À queima-roupa: Paulo Antenor de Oliveira, secretário de Planejamento do GDF

O senhor é o terceiro secretário de Planejamento do GDF em apenas três anos. O que muda na condução da pasta?

A escolha do meu nome é uma sinalização do governador de que não quer que nada mude. Estou há três anos na secretaria, antes estava na Subsecretaria de Modernização de Gestão. A Secretaria de Planejamento vem ajudando o governador nas políticas que ele quer implementar.

A Câmara Legislativa vai votar esta semana o orçamento do governo para 2014. Quais números são mais importantes para o GDF?

No ano que vem, teremos um recorde de recursos para investimento, um total de R$ 5 bilhões. É a primeira vez que os investimentos vão superar os gastos com custeio e nosso desafio é lograr êxito nessa execução até o fim do ano.

Mais uma vez, os deputados distritais privilegiaram emendas para shows, em detrimento de áreas como a saúde. O GDF tentou obrigar a reserva de pelo menos 50% das emendas para investimentos, mas os deputados derrubaram esse artigo. Como o senhor analisa essa atuação dos distritais?

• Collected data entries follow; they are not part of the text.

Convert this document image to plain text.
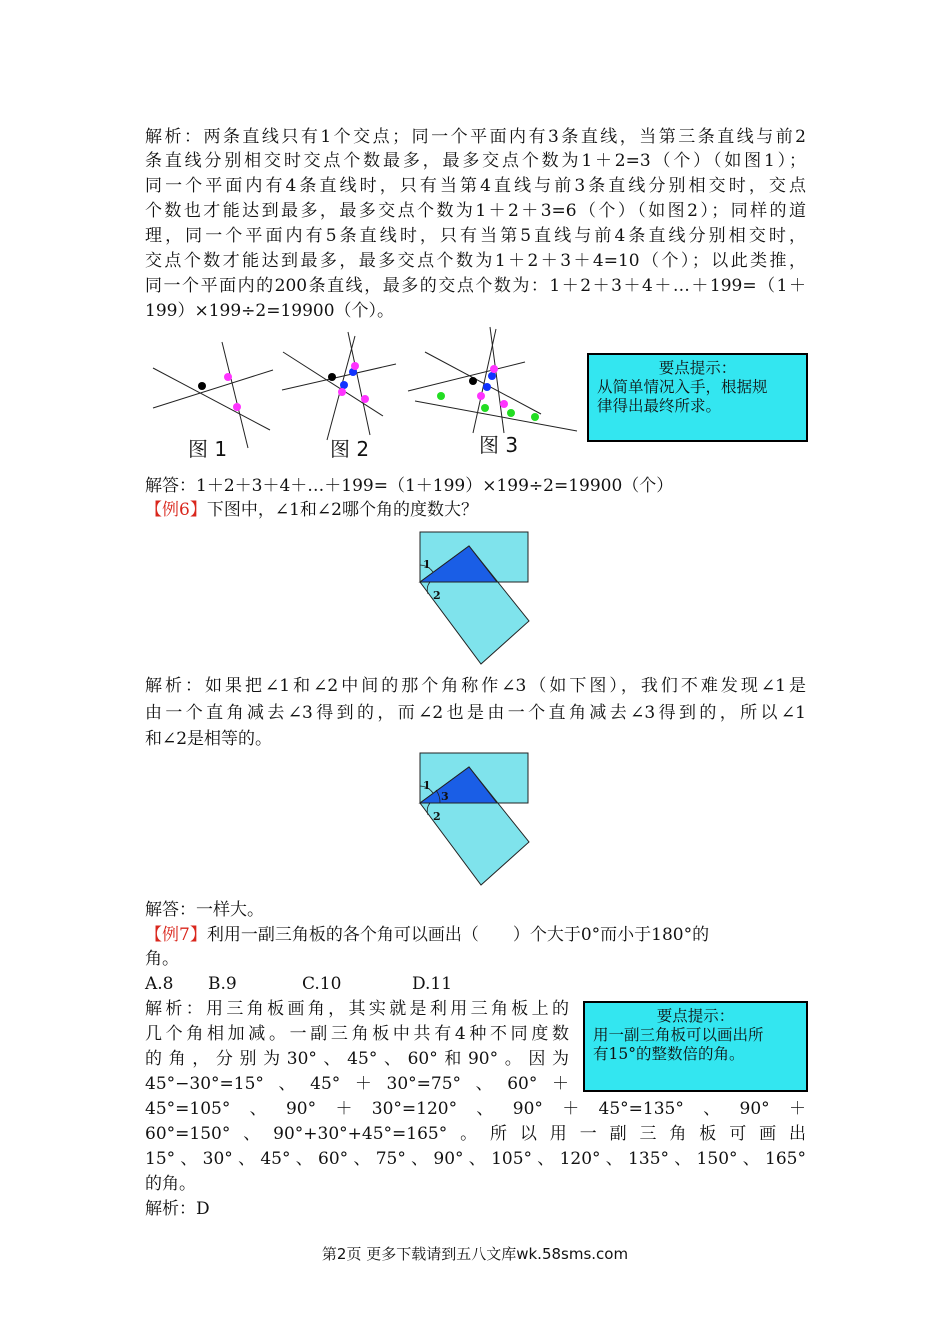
解析：两条直线只有1个交点；同一个平面内有3条直线，当第三条直线与前2
条直线分别相交时交点个数最多，最多交点个数为1＋2=3（个）（如图1）；
同一个平面内有4条直线时，只有当第4直线与前3条直线分别相交时，交点
个数也才能达到最多，最多交点个数为1＋2＋3=6（个）（如图2）；同样的道
理，同一个平面内有5条直线时，只有当第5直线与前4条直线分别相交时，
交点个数才能达到最多，最多交点个数为1＋2＋3＋4=10（个）；以此类推，
同一个平面内的200条直线，最多的交点个数为：1＋2＋3＋4＋…＋199=（1＋
199）×199÷2=19900（个）。
图 1	图 2	图 3
要点提示：
从简单情况入手，根据规
律得出最终所求。
解答：1＋2＋3＋4＋…＋199=（1＋199）×199÷2=19900（个）
【例6】下图中，∠1和∠2哪个角的度数大？
1
2
解析：如果把∠1和∠2中间的那个角称作∠3（如下图），我们不难发现∠1是
由一个直角减去∠3得到的，而∠2也是由一个直角减去∠3得到的，所以∠1
和∠2是相等的。
1
3
2
解答：一样大。
【例7】利用一副三角板的各个角可以画出（　　）个大于0°而小于180°的
角。
A.8 B.9	C.10	D.11
解析：用三角板画角，其实就是利用三角板上的
几个角相加减。一副三角板中共有4种不同度数
的角，分别为30°、45°、60°和90°。因为
45°−30°=15°、45°＋30°=75°、60°＋
要点提示：
用一副三角板可以画出所
有15°的整数倍的角。
45°=105°、90°＋30°=120°、90°＋45°=135°、90°＋
60°=150°、90°+30°+45°=165°。所以用一副三角板可画出
15°、30°、45°、60°、75°、90°、105°、120°、135°、150°、165°
的角。
解析：D
第2页 更多下载请到五八文库wk.58sms.com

A própria sociedade deveria intervir e exigir que eles investissem emendas em coisas mais estruturantes do que shows. Quem sou eu para julgar a atividade parlamentar, eles são eleitos para representar o povo. Mas seria bom que houvesse restrições na lei e uma maior participação maior da sociedade, para que não houvesse tantas emendas para shows.

A polêmica sobre a suspensão dos planos de saúde dos PMs respingou na Secretaria de Planejamento?

No meu primeiro dia, quando tinha acabado de tomar posse, já me chamaram para tratar dessa crise. Houve reunião esta semana aqui com o comando, no dia da aprovação da lei. Não entendi essa crise até agora. Se for uma crise de hierarquia, não tem nada a ver com a Seplan. Mas definitivamente não há crise financeira e orçamentária. Não entendi até hoje a suspensão desse plano de saúde, não dá para entender certas coisas. São vieses da política.

O senhor atuará no governo justamente em ano eleitoral, quando há várias restrições para contratações de servidores e obras. Como driblar essas dificuldades?

A gente sabe que é um ano normalmente mais complicado. Há restrições no ano eleitoral, será necessário um pouco mais de cuidado. Ao mesmo tempo, o governo não pode parar suas ações. Mas há a preocupação de que não haja nenhuma conotação eleitoral. Quanto às restrições para contratações, muitos concursos em andamento não precisam ser paralisados, no tempo apropriado se decide sobre a contratação. A maquina não pode parar, não podemos aguardar o resultado das eleições para ver o que acontece.